UNAIDS and the World Health Organisation recommend that in countries such as Australia with concentrated HIV epidemics provider-initiated (opt-out) HIV testing should be considered in various settings, including:
- STI services
- Services for most-at-risk populations
- Antenatal, childbirth, and postpartum health services
- TB services (51)
These settings are considered especially important as people attending these services may assume that HIV testing occurs routinely when blood testing occurs. A recent study of STI and BBV knowledge, behaviour and service access among people from culturally and linguistically diverse backgrounds in Australia found that although over 90% of participants had heard of HIV, only approximately one third of those (in Western Australia and South Australia) to one half (in Queensland) were aware that HIV testing is not performed whenever someone has a blood test (52-54). Additionally, in data collected from clinics in the ACCESS Network in New South Wales, it has been reported that by the end of 2020 only 53% of gay and bisexual men attending high gay caseload GP practices had had an HIV test in the previous 12 months (55).

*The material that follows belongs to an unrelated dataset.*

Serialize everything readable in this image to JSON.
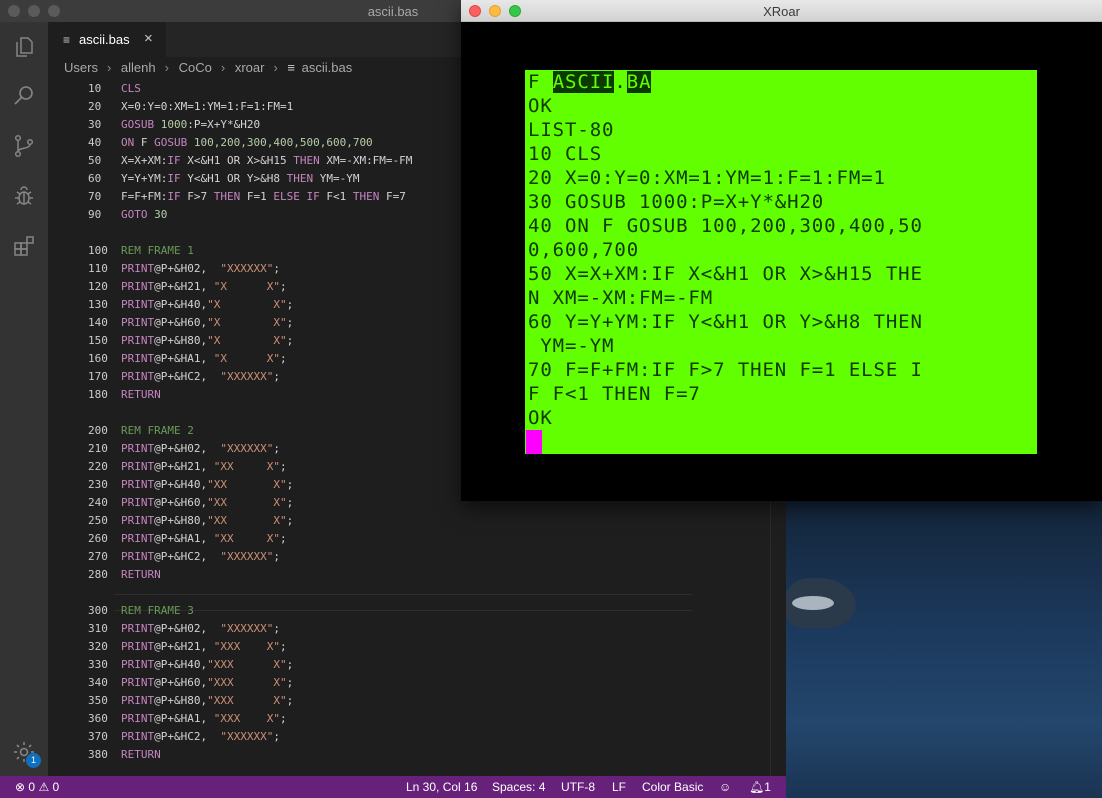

As with all testing, services and healthcare providers must ensure persons tested receive results – both positive and negative – in a timely manner, and that those diagnosed receive continuity of care and the opportunity for counselling and referral as appropriate. This will ensure testing programs increase engagement in care for new diagnoses and re-engagement in care for those who are not receiving it and/or who were lost to follow up. (see Section 5.0).
Before implementation best practice opt-out testing programs must be co-designed and guided by facility-level clinical protocols, developed with input from relevant community organisations to help ensure the needs of community are met and unintended consequences minimised. This process should also take into account section 3 of this document, Indications for HIV testing. Facility-level clinical protocols should:
- ensure adequate resources are provided for training and education of staff
- ensure that written information about HIV testing is available for patients
- include the development of robust protocols for the transfer of patients with reactive or positive results to appropriate care and support services, including immediate referral to peer support services
- address risk management, privacy and contact tracing
- guide healthcare workers, and
- include feedback loops for learning (including reporting on client experience, testing uptake and opt-out rates, and positive yield).